3. How can we extend the magnetic field density from a magnetic object's surface?

There are a few ways to extend the magnetic field density from a magnetic object's surface. One way is to increase the strength of the magnetic object by adding more magnetic material. Another way is to shape the object into a specific design, such as a horseshoe magnet, to concentrate the magnetic field lines in a particular direction.

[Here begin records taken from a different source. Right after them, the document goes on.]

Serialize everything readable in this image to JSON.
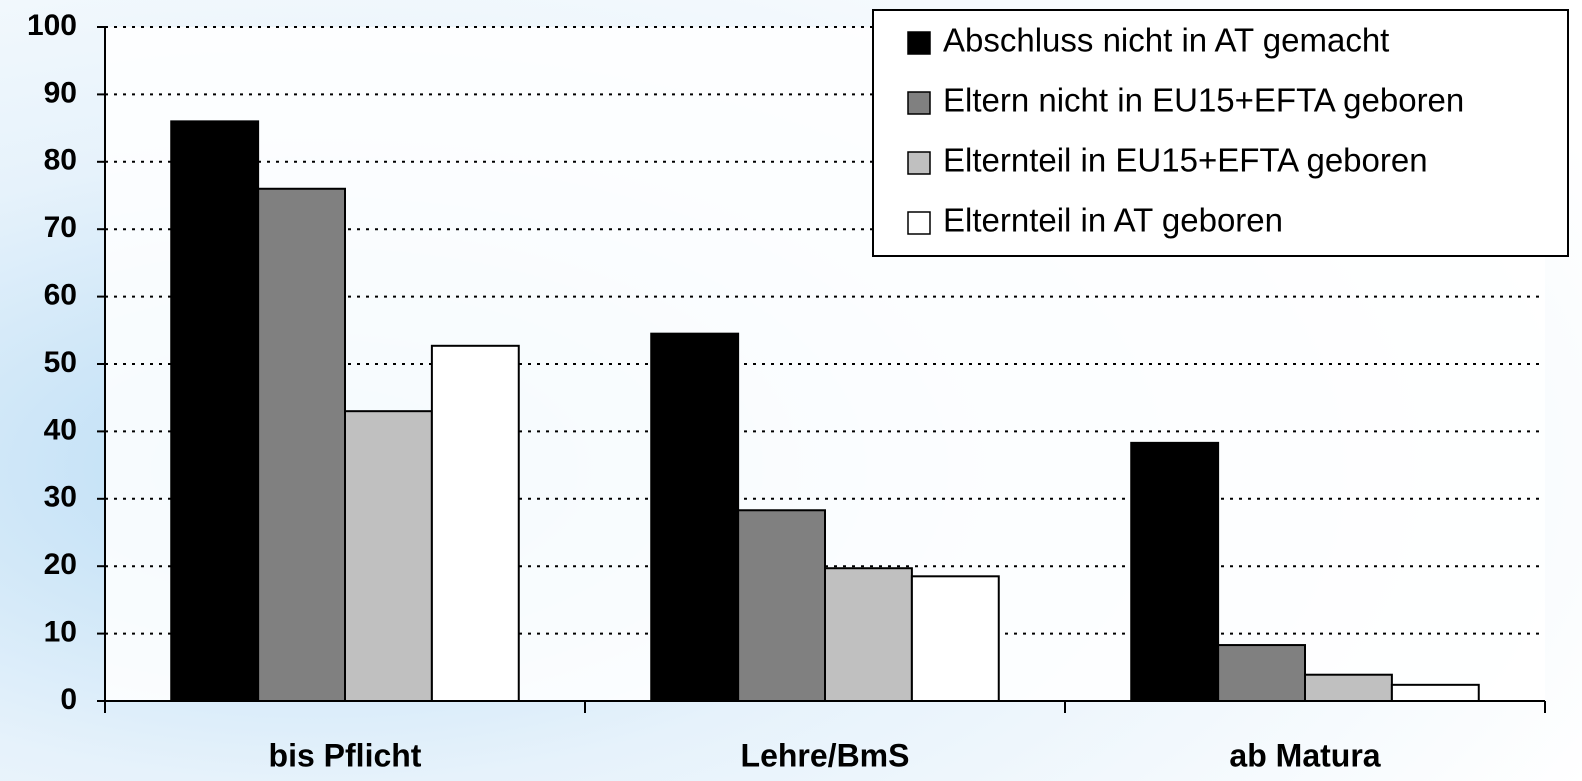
{
  "chart_data": {
    "type": "bar",
    "categories": [
      "bis Pflicht",
      "Lehre/BmS",
      "ab Matura"
    ],
    "series": [
      {
        "name": "Abschluss nicht in AT gemacht",
        "color": "#000000",
        "values": [
          86,
          54.5,
          38.3
        ]
      },
      {
        "name": "Eltern nicht in EU15+EFTA geboren",
        "color": "#808080",
        "values": [
          76,
          28.3,
          8.3
        ]
      },
      {
        "name": "Elternteil in EU15+EFTA geboren",
        "color": "#c0c0c0",
        "values": [
          43,
          19.7,
          3.9
        ]
      },
      {
        "name": "Elternteil in AT geboren",
        "color": "#ffffff",
        "values": [
          52.7,
          18.5,
          2.4
        ]
      }
    ],
    "ylim": [
      0,
      100
    ],
    "yticks": [
      0,
      10,
      20,
      30,
      40,
      50,
      60,
      70,
      80,
      90,
      100
    ],
    "grid": true,
    "legend": "top-right"
  }
}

4. What factors can affect the extension of magnetic field density from a magnetic object's surface?

The extension of magnetic field density from a magnetic object's surface can be affected by several factors, including the strength of the magnet, the shape and size of the object, and the distance from the object's surface. Additionally, external factors such as the presence of other magnetic objects or materials can also influence the extension of the magnetic field density.

5. How does the extension of magnetic field density from a magnetic object's surface impact its applications?

The extension of magnetic field density from a magnetic object's surface is crucial for its applications. For example, in motors and generators, a strong and extended magnetic field density is necessary to produce the desired amount of electrical energy. In magnetic levitation, the extension of the magnetic field density is essential for creating a stable repulsive force between the magnet and the surface it is levitating on. Therefore, understanding and controlling the extension of magnetic field density is crucial for optimizing the performance of magnetic objects in various applications.